Obama was expected to land in Saxon capital around 9 pm for his brief stopover in Germany. He will hold short talks with Chancellor Angela Merkel on Friday before heading to the Nazi concentration camp in nearby Buchenwald and flying on to the US military base at Landstuhl to meet injured soldiers.
After “intensive discussions,” Merkel told daily newspaper Leipziger Volkszeitung that Obama “will see a city long considered a memorial for pain and destruction that has become a jewel again after the reconstruction of recent years.”
Though his itinerary would appear to offer Germany substantial attention before he continues onward to D-Day commemorations in France, observers on both sides of the Atlantic have been painting it as a clear slight to Merkel and her administration.
Obama reportedly refused to come to Berlin so as to avoid giving the chancellor a choice photo opportunity and a potential boost in the upcoming German election this September. If so, this would be a bit of political payback for Merkel’s refusal to let Obama speak in front of Berlin’s iconic Brandenburg Gate last summer while he was still campaigning for the White House.
Officials in Berlin, of course, are downplaying such talk of disharmony with the Americans. However, Der Spiegel news magazine reported this week that Merkel has developed a reputation for being “difficult” in Washington. Such media coverage in turn forced a White House spokesman to say Obama had lots of respect for the chancellor this week.

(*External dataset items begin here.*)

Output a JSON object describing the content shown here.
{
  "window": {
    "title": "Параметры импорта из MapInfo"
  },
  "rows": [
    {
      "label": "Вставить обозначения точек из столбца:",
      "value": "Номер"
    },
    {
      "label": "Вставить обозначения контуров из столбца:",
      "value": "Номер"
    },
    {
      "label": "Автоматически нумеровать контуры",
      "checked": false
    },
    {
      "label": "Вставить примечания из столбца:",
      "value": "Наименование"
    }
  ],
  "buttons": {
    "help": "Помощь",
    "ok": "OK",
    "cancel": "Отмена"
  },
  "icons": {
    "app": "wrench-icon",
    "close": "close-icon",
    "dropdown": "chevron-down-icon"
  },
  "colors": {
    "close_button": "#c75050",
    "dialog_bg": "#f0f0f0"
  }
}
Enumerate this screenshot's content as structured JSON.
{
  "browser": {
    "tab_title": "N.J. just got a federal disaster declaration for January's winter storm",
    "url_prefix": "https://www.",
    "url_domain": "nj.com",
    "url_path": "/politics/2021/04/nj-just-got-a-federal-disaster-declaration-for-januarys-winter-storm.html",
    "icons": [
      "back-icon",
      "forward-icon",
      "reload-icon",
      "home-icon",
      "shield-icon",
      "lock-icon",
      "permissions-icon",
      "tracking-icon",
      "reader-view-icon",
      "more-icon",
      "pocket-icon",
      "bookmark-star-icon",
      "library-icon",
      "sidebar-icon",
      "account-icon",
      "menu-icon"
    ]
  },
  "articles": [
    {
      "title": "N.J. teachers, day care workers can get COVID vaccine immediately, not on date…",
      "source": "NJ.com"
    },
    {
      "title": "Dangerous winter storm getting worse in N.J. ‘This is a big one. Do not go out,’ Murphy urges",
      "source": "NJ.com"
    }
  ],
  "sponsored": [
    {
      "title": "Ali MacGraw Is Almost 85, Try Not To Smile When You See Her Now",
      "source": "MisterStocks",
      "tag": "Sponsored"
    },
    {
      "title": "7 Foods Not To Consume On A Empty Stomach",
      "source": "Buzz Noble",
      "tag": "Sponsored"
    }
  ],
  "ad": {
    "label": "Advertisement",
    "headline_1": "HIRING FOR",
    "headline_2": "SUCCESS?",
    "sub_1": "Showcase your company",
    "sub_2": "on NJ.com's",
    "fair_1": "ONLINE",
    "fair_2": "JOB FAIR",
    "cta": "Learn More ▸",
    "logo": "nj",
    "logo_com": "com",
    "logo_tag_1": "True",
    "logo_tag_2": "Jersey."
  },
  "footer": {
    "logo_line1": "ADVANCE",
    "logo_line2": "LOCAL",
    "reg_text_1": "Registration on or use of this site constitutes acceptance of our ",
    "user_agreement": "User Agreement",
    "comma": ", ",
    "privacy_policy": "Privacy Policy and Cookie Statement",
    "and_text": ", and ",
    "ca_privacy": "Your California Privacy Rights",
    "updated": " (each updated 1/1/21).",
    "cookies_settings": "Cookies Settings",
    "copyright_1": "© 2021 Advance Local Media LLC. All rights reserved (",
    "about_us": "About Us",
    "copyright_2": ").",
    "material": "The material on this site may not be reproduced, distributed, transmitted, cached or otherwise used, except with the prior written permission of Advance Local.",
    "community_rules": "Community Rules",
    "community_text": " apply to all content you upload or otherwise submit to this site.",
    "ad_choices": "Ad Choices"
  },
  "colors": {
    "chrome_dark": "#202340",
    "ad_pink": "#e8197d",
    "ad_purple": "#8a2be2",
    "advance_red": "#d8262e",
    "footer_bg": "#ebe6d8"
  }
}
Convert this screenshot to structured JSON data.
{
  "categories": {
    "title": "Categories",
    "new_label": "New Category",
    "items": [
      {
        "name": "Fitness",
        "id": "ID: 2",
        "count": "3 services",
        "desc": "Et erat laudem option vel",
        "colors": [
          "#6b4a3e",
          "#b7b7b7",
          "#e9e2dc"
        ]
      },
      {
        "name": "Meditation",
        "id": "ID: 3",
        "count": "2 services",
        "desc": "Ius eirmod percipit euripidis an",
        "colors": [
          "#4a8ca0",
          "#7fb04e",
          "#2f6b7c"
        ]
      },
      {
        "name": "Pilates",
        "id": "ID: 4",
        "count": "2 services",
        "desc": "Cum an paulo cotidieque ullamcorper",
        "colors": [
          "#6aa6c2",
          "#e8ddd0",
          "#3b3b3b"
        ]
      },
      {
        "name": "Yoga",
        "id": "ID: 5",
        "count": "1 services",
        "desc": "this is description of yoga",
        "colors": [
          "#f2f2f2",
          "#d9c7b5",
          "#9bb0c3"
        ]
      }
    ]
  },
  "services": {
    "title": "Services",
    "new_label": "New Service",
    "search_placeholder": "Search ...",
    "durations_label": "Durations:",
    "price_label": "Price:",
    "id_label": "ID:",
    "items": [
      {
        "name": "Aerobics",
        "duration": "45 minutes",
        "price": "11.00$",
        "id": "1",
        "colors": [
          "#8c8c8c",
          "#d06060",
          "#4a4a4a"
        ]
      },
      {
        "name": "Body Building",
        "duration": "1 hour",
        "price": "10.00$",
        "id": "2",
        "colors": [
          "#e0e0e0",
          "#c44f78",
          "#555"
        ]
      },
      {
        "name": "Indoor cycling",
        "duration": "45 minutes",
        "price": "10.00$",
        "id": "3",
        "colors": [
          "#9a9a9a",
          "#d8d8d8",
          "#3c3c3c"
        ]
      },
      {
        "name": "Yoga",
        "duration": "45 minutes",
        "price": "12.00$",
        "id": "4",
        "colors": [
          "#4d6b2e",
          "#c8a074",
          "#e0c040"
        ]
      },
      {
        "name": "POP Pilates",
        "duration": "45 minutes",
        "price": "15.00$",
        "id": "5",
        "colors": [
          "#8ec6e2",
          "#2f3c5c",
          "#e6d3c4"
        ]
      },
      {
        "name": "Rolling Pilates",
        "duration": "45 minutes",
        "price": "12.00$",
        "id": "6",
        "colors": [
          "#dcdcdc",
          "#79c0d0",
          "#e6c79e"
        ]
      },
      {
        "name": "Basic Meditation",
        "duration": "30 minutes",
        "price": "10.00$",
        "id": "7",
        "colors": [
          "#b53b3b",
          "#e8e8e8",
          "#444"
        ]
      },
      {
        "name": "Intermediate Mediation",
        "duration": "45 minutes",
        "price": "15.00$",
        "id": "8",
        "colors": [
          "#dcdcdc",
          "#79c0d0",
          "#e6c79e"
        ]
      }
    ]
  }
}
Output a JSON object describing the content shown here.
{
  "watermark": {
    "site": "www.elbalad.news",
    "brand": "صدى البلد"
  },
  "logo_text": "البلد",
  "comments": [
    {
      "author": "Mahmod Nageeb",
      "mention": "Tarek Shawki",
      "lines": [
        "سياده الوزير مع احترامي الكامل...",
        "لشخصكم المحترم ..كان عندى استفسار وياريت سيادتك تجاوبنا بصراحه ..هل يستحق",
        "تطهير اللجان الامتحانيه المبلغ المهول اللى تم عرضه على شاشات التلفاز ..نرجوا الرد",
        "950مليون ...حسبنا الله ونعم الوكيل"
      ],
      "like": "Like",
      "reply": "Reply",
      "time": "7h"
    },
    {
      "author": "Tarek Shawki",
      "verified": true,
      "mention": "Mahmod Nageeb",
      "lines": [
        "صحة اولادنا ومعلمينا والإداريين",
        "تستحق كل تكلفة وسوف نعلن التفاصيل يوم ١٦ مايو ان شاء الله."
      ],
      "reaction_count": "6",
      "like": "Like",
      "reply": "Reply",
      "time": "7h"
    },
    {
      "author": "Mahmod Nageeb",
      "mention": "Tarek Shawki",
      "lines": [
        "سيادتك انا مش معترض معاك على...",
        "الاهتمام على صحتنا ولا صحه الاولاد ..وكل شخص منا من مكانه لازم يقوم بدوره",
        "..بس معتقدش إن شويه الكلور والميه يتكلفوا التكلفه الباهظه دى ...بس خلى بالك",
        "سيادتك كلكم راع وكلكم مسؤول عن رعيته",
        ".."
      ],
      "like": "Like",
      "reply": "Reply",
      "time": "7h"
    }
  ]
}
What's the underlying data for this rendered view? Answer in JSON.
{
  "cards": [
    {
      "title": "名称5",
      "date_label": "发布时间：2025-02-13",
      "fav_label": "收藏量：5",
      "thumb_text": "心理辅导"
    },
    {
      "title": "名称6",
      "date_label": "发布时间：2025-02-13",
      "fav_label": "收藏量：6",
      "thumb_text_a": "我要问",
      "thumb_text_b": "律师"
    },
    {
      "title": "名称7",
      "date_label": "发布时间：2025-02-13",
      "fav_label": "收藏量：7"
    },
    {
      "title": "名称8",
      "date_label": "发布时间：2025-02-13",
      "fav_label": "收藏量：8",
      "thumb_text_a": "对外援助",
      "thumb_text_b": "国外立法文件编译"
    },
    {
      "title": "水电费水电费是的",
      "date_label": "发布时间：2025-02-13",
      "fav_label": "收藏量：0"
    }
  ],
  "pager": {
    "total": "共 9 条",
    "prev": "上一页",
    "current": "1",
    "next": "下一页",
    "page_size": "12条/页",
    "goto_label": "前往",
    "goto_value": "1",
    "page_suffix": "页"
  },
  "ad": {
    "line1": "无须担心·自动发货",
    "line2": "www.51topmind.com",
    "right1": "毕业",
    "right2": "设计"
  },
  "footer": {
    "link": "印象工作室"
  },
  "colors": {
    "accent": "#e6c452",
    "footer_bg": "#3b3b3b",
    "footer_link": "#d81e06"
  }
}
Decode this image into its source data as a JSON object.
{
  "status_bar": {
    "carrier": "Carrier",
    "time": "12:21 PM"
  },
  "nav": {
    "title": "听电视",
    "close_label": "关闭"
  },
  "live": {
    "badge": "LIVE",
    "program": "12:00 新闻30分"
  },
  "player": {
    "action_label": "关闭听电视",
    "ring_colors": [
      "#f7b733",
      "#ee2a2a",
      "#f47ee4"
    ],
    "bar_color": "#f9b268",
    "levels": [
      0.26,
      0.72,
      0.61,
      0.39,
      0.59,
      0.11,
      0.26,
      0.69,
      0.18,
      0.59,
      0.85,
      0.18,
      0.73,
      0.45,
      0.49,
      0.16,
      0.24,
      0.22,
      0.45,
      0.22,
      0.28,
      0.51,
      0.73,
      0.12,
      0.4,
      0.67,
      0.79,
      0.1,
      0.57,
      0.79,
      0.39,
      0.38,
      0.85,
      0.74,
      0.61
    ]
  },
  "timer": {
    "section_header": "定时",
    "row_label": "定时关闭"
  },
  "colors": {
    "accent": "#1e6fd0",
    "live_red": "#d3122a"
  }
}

Transatlantic nerves have apparently frayed not only over differences on how best to save General Motors and its German unit Opel, but also the best approach to the global economic crisis in recent months. Merkel even didn’t shy from slamming the US Federal Reserve this week for its policies.
There has also been speculation that Obama might believe the Germans simply can’t offer America much help these days, regardless if it is fighting the Taliban in Afghanistan or helping boost the world economy.
When a snub isn’t a snub
Certainly, the two leaders could have a closer political friendship, but some observers are also trying to downplay what’s being read in Germany as a snub by Obama.
Jackson Janes, the director of the American Institute for Contemporary German Studies at Johns Hopkins, told public broadcaster ARD that tetchy Teutons have no reason to feel slighted.
He said Obama’s trip is focused on America’s ties to the Muslim world and the D-Day celebrations in Normandy. That the US president even managed to squeeze in time on Germany soil could also be interpreted as a concession to Merkel.
And Dresden isn’t about to let any transatlantic tensions spoil its chance to bask in the international limelight provided by Obama’s visit.
“The city is humming and very excited,” said the city’s Mayor Helma Orosz. “The eyes of the entire world will be focused on our state capital on this day.”